With such matters you'll always walk thin ice. I read of aconcept not so far away: If a ship is sinking, and you're on the only boat that survives, and you'll have one hunderd hands stretching out to be rescued with only the ability to save ten, would you allow them to drown your boat by tearing them onboard or would you rather chop of their hands with an axe? This draws off into a discussion about ethics, which, in return, is nothing rational. Like Sun Tzu said: The best way to win a conflict is to avoid it. If the enemy is rational, he will back down faced with overwhelming odds. If he's not rational, he would not even back down if attacked. He'd see to it that your losses are as big as possible, even if he kills his own population. Luckily we will soon have means to avert such wars by "non-lethal weapons", which destroy the (military) infrastructure without harming the population. EMP to destroy enemy communications, bombing to destroy factories, bridges, streets, railways, ports and airfields. You can't conduct war without this. The Second World War was won because of this. Terror bombing of civilans only increased the hatred and thus prolonged the war.

> Its all a matter of semantics. Try this:
Indeed, it is ... so, try THIS:

"I oppose the initiation of force for the promotion of social, _personal_ or political

Well, the use of force should be avoided whenever possible. To my oppinion the carrying of weapons always implies a threat to others. I cannot see the advantage of carrying a gun "only in self defense", because a weapon always works the both ways.

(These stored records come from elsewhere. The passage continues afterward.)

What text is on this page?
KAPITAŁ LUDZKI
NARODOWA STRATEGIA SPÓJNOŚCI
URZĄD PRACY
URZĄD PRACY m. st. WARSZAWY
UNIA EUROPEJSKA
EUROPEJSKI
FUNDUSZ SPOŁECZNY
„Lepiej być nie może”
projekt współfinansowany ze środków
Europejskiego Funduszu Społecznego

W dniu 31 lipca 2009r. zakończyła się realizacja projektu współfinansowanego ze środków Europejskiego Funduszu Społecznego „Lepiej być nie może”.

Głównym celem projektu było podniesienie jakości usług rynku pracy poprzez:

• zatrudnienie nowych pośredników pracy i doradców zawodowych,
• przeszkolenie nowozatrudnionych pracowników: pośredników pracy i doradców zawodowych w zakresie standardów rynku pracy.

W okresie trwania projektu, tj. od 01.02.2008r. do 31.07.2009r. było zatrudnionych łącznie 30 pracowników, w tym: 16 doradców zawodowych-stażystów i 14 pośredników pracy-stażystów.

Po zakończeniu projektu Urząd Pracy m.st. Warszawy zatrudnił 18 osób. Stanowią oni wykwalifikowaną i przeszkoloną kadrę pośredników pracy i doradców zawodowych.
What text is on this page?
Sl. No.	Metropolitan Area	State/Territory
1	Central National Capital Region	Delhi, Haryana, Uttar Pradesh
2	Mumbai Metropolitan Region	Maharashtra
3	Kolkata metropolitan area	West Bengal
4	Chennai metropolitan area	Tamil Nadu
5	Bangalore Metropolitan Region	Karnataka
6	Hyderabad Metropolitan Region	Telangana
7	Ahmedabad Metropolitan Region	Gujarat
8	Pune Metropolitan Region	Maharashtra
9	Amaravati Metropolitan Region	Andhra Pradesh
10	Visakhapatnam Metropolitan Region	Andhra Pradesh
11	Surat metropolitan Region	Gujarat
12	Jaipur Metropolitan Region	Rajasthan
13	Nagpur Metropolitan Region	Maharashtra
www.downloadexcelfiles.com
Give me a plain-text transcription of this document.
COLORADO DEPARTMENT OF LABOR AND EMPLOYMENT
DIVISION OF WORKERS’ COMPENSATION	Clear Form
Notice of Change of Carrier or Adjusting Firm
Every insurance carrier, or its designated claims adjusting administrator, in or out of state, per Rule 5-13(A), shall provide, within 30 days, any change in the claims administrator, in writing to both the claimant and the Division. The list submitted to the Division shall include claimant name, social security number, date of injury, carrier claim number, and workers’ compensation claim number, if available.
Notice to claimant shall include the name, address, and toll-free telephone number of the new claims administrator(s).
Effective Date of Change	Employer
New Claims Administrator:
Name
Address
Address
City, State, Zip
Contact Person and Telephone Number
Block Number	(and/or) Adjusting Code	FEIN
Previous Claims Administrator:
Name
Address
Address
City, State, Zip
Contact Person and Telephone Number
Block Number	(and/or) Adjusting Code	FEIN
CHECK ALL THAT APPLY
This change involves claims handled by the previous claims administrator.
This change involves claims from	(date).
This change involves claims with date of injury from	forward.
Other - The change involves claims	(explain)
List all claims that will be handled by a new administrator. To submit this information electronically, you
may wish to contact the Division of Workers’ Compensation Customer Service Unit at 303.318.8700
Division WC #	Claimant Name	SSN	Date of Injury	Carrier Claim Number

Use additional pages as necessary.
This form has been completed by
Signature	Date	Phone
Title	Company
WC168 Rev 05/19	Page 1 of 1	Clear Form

If you have the possibility to use force, you'll be willing to use it whenever you might feel threatened. This might be objective, but it is very probable that you'll judge on a very subjective basis, your own perception. If humans where truly rational beings, I would judge this different, but in most cases weapons are used senseless and irrational. Not to mention all those killed by accidents in wepaons usage. Some kids would not have shot othersart school if they had no weapons. The problem with any technological advance is that some creative weirdo will always see to it that it is used in the worst way possible. this is not an argument against technology. It is simply the truth. Man is his own greatest enemy. In this, evolution has separated us from the animals.

"Judge a man by what he does , not by what he says."